Michael Bushnell
Northeast News
If you’ve forgotten what the third floor of the Kansas City Museum looked like when your elementary school booked a field trip there, here’s a little refresher for you.
Eskimoland, as the exhibit was called, featured the famed igloo as the exhibit’s centerpiece in the barren land near earth’s North Pole. The description on the back of this J. E. Teterick & Company, 1960s chrome-style postcard states: “Kansas City Museum’s Far North Exhibit — includes full size igloo, air conditioning and tape recording of roaring wind, howling huskies and singing Eskimos. School children, in scheduled classes, enter the igloo and seated on bear skins handle and study Eskimo art and crafts.”
Times changed, however, and Eskimoland closed in the 1980s when access to the Museum’s upper floors was denied to the public for fire safety reasons. The igloo was rather unceremoniously tilted on its side and “stored” in the middle of the floor, amongst other debris from dismantled exhibits and crumbling plaster ceilings and walls.

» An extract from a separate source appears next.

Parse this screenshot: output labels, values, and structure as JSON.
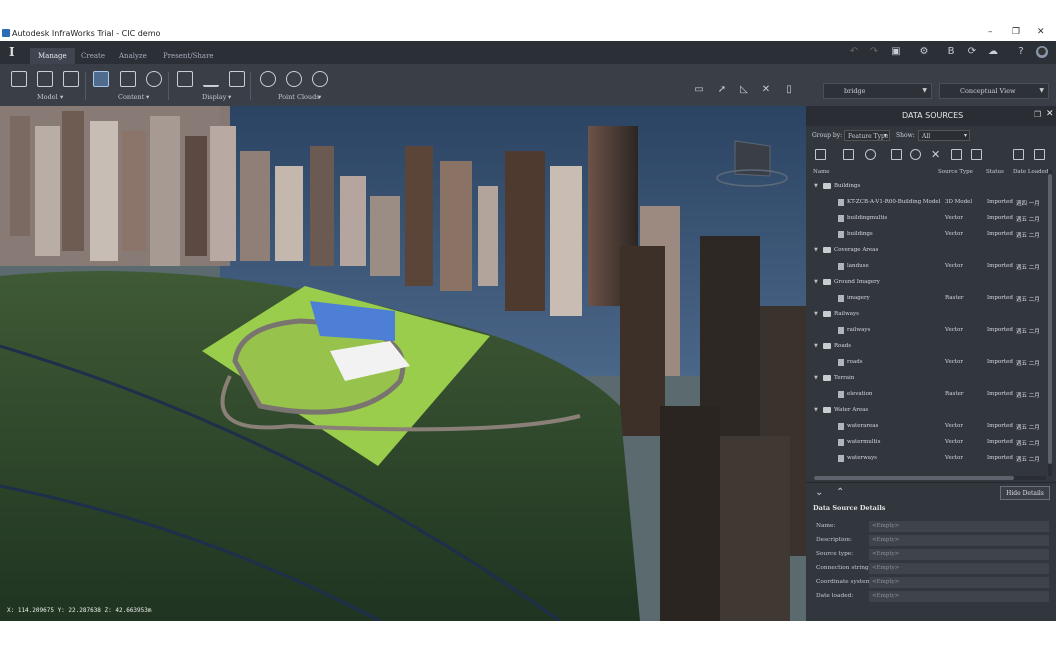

However, through the miracle of modern science, the management company at Zona Rosa re-created the igloo a few years back and it was proudly on display in the Carriage House, adding that little extra bit of holiday detail to the annual reign of the Museum’s Fairy Princess.
The scene depicted on the front of this card shows a young boy exiting the igloo under the watchful eye of an unnamed Museum staffer. We have just one question though: who’s the boy, and where is he now to cash in on his 15 minutes of fame?